RÉGIMES TRANSITOIRES EN AFRIQUE : LE MALI, LE DERNIER DE LA CLASSE ?

 RÉGIMES TRANSITOIRES EN AFRIQUE : LE MALI, LE DERNIER DE LA CLASSE ?

Les colonels de l’ex-CNSP, prétendument venus parachever la lutte héroïque du peuple malien, ont-ils finalement jeté les masques ? En tout cas, sans amener les Maliens et le bateau Mali à bon port, les voilà propulsés Généraux au sein des Forces de Défense et de Sécurité.

La souffrance et la réduction du train de vie de l’Etat face aux charges afférentes à ces promotions, vous dites ? Une seule certitude : c’est que le Mali, doyen d’âge des pays en transition en Afrique de l’Ouest et au Gabon, risque bien d’être le «bon dernier de la classe», si nous n’y prenons garde ! En effet, en plus de quatre ans de transition, notre pays est à la traîne, aucun projet ni même de garantie fiables pour espérer un avenir meilleur.
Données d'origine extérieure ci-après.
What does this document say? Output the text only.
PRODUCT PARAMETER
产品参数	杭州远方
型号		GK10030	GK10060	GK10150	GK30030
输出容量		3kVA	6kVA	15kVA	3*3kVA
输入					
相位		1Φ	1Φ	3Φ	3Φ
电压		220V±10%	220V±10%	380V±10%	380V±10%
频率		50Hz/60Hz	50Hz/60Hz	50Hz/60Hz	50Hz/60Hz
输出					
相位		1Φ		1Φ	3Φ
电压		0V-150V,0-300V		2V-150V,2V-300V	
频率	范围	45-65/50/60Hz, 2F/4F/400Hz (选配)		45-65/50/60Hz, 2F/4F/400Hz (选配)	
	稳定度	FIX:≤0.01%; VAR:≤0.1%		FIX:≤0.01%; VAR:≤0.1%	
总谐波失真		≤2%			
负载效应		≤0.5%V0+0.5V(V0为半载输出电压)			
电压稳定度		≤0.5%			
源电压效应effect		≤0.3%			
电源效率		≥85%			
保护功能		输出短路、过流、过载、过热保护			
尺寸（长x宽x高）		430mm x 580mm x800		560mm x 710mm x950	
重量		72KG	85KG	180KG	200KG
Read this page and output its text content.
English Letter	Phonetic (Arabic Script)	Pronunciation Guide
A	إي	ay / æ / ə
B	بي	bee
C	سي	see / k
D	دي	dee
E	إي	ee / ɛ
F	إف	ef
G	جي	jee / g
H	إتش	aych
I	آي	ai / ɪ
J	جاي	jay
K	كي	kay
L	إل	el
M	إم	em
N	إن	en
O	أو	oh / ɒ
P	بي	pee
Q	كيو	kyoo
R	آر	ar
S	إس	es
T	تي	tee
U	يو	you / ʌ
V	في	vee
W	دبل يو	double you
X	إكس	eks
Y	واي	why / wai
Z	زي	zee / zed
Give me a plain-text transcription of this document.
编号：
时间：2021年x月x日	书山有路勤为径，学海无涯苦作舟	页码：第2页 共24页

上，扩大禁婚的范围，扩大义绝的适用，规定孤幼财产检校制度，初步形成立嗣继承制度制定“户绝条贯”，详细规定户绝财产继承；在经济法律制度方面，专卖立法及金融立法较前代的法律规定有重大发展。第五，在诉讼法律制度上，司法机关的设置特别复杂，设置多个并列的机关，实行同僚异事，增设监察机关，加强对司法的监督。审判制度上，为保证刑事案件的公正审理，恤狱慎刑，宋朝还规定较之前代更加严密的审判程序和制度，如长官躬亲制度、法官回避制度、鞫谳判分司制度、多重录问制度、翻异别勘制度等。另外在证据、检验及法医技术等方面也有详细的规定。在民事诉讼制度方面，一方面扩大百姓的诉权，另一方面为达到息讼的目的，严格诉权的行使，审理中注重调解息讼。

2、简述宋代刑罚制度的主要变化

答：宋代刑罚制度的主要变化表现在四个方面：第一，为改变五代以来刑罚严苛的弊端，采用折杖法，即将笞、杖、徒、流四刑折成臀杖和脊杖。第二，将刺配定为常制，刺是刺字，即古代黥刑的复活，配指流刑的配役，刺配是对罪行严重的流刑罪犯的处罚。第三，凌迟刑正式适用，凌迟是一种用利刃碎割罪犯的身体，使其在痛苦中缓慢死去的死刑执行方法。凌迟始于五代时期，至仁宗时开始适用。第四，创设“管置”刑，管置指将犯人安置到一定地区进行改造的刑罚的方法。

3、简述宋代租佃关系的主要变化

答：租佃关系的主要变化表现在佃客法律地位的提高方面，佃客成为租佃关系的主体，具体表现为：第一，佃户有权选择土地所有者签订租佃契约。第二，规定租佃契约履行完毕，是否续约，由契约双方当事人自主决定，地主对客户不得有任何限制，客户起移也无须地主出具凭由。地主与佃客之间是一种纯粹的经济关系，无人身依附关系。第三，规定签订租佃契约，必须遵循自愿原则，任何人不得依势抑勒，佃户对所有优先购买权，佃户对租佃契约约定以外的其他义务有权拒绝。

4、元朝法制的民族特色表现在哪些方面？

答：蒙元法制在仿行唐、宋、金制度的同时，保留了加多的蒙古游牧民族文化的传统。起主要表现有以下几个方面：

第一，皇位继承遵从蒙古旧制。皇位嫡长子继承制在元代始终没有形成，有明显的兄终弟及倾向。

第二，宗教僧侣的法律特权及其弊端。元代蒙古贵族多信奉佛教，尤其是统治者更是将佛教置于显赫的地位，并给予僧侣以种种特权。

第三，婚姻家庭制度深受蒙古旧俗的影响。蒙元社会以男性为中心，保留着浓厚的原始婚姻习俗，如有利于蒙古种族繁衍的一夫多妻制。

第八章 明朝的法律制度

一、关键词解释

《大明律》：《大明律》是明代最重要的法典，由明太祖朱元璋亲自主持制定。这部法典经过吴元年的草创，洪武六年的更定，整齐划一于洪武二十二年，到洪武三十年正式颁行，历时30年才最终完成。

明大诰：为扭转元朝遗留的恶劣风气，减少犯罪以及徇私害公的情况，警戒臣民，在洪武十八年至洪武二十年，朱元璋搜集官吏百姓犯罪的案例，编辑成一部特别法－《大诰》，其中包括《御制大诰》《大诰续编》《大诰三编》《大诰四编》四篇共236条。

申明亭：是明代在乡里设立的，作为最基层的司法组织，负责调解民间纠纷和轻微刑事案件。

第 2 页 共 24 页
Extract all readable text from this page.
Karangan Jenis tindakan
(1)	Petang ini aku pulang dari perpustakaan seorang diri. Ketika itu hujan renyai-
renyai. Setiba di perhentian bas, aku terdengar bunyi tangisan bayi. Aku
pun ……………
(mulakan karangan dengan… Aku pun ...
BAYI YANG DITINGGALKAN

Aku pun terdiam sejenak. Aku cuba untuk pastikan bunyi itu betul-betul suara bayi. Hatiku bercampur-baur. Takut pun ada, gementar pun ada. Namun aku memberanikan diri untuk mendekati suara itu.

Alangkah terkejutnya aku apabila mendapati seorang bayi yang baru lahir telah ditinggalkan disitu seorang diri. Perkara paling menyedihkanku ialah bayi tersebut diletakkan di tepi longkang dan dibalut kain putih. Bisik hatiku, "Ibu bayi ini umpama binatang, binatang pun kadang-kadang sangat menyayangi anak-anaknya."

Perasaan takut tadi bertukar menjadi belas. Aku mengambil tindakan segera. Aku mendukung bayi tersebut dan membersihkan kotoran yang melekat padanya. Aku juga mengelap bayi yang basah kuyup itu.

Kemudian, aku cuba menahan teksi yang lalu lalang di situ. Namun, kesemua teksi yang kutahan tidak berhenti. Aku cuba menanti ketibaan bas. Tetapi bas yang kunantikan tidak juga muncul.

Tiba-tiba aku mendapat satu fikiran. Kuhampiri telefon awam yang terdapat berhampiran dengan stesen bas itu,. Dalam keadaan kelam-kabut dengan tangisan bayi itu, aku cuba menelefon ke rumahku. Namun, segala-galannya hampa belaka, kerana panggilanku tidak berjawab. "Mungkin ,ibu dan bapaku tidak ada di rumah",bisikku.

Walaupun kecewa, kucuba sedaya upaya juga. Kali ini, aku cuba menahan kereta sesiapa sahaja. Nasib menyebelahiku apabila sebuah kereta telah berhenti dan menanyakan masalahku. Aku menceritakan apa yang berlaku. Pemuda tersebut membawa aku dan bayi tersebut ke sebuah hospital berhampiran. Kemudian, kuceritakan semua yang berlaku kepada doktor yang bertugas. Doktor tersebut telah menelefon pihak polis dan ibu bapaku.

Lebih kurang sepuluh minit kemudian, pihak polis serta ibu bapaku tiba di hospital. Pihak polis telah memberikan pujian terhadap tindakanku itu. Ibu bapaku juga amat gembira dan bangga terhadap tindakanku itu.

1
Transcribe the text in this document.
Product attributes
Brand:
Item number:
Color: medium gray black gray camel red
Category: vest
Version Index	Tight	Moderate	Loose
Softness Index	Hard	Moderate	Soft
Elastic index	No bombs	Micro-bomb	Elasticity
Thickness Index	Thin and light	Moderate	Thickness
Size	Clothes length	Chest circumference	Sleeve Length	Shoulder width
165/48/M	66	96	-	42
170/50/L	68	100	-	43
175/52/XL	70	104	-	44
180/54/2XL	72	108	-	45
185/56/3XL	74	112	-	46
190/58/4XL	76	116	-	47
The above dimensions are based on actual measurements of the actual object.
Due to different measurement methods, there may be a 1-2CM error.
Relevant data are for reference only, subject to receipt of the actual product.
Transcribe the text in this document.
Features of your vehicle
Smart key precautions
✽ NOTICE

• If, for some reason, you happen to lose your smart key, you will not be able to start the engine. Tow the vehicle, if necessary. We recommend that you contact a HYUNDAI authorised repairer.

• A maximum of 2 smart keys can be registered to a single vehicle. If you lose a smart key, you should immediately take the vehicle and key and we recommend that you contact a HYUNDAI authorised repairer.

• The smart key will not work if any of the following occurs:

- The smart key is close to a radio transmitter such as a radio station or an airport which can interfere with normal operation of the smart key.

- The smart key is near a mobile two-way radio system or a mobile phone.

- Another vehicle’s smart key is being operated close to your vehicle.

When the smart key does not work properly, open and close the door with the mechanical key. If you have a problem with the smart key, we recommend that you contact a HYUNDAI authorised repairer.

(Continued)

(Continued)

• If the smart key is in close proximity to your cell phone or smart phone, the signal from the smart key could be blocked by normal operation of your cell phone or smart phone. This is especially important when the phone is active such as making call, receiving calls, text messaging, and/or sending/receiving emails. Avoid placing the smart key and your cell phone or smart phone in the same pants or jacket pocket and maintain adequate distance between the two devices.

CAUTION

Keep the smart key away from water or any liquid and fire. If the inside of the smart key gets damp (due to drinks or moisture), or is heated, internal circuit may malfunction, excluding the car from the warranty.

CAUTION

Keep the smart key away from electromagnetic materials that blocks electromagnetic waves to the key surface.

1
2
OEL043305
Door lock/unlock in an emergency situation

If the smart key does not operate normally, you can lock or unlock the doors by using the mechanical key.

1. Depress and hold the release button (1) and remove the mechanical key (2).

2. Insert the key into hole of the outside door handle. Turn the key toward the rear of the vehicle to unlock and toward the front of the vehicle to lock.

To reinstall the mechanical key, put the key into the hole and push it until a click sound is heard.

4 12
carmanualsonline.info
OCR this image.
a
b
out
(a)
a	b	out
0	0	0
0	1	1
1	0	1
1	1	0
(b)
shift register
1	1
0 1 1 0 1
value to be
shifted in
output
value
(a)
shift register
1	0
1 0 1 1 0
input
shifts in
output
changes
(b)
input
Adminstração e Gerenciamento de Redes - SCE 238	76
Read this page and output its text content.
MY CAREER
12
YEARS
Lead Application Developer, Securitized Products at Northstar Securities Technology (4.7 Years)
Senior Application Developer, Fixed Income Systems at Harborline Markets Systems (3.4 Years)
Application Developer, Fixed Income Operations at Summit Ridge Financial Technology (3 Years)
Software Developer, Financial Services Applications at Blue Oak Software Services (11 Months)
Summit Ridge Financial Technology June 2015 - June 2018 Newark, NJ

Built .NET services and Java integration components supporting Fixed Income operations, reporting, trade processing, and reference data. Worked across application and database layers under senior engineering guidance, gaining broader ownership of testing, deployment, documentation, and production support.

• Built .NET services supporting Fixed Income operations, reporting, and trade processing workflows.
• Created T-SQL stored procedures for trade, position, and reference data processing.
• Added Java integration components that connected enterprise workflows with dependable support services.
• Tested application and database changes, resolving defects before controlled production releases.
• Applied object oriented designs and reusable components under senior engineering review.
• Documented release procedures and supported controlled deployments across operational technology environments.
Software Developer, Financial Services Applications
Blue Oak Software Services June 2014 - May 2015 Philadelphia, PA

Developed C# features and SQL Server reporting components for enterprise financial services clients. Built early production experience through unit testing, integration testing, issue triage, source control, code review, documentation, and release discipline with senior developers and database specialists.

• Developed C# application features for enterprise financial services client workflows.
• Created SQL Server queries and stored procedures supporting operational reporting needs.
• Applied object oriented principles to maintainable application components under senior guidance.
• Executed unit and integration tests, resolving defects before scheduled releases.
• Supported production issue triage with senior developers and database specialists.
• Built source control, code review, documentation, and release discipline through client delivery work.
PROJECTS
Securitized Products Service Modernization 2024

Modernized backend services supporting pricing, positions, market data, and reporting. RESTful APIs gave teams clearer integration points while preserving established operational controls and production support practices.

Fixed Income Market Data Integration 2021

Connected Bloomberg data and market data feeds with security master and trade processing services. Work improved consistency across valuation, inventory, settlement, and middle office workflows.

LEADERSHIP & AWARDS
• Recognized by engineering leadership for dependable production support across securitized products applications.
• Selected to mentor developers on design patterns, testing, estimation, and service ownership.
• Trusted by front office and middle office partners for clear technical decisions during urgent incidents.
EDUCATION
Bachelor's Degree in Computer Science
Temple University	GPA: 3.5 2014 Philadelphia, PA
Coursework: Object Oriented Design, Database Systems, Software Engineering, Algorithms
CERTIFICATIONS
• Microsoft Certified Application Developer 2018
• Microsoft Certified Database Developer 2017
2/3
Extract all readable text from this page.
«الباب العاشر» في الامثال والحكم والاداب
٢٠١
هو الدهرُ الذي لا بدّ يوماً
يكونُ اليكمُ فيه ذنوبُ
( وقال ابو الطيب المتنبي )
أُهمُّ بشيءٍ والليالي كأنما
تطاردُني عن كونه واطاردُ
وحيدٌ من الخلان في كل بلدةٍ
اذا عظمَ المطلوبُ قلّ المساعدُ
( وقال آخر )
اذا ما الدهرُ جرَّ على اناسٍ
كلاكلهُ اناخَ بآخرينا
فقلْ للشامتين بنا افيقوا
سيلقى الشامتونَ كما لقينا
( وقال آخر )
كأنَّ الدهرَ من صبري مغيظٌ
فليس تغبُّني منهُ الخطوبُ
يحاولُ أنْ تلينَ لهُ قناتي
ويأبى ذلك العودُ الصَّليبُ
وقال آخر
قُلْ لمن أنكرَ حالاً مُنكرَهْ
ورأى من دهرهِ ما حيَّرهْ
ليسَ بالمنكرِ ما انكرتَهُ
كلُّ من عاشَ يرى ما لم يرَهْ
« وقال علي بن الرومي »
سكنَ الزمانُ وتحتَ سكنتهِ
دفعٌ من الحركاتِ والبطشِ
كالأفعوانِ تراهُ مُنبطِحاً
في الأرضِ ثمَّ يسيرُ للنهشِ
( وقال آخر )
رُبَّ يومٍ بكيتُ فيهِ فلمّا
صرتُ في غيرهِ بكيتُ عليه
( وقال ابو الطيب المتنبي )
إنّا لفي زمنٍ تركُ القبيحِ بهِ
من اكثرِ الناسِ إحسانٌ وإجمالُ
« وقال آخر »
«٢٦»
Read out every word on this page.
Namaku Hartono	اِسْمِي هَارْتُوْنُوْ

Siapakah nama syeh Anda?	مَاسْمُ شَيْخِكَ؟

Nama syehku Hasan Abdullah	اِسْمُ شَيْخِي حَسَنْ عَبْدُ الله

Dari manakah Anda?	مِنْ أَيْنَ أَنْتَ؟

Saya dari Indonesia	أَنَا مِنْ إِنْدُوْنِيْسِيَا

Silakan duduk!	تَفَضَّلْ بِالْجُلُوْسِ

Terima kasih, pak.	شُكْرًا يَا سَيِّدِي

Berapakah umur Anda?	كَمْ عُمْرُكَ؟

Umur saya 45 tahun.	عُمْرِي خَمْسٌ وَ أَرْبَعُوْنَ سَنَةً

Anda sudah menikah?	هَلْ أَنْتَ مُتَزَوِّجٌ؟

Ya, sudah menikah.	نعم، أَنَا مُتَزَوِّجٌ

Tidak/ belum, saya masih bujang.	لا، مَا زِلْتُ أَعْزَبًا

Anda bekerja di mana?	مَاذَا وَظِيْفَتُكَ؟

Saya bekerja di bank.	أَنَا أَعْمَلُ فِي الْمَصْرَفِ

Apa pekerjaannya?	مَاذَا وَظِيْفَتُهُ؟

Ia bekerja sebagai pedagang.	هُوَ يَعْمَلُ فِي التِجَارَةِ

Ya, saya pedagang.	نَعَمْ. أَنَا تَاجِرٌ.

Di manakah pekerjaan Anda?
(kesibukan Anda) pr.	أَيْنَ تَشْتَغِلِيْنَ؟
Tout va de travers, avec à la clé des discours creux, des promesses sans lendemain, pendant que pour la majorité des Maliens qui broient du noir entre crise énergétique, vie chère, misère et précarité, c’est tous les jours «hier était mieux qu’aujourd’hui» ! Au moment, les autres régimes transitoires creusent leur sillon sans tambour ni trompette au grand bonheur de leurs peuples.

Le Tchad, qui a pris le train en marche avec nous, a déjà réussi à remonter la pente, avec l’organisation des élections consacrée par la victoire de celui qui s’était imposé aux tchadiens après la mort tragique de son père au front, et ce depuis le mois de mai 2024.

Cet officier de l’armée tchadienne, qui n’a pas eu ses galons dans un bureau climatisé pour avoir eu faire ses preuves sur plusieurs théâtres d’opération, venait ainsi de montrer la voie aux militaires au pouvoir au Mali, en Guinée, au Burkina et au Niger qui, en lieu place d’organiser des élections pour le retour de l’ordre constitutionnel dans leurs pays, usent plutôt des subterfuges pour faire durer le suspens ! Ce scrutin marquait la fin d’une transition militaire de trois ans après que le Général a été proclamé chef de l’Etat, le 20 avril 2021, pour remplacer son père, Idriss Déby Itno, qui venait d’être tué par des rebelles au front. Comme pour marquer sa différence avec les régimes militaires au Mali, en Guinée, au Burkina et au Niger, Mahamat Déby, adoubé dès son installation par l’armée en 2021 par une communauté internationale, la France en tête, prompte à condamner les putschistes ailleurs en Afrique, s’est aujourd’hui orienté vers la Russie. Le Président russe, Vladimir Poutine a d’ailleurs été le premier dirigeant à féliciter le nouveau Président élu, un signal envoyé sans doute aux autorités des Transitions malienne, burkinabè et nigérienne, auxquelles son pays ne cesse d’appeler à l’organisation des élections! Trois ans après sa prise du pouvoir en dehors de tout processus constitutionnel, le Général Déby faisait donc légitimer sa présidence dans les urnes, même si nombre d’observateurs restent convaincus qu’il s’agissait d’une formalité.

Qu’à cela ne tienne, il a quandmême pu organiser des élections alors qu’il pouvait, à l’image des putschistes d’ailleurs, s’accaparer du pouvoir en toute illégalité et par la seule force des armes !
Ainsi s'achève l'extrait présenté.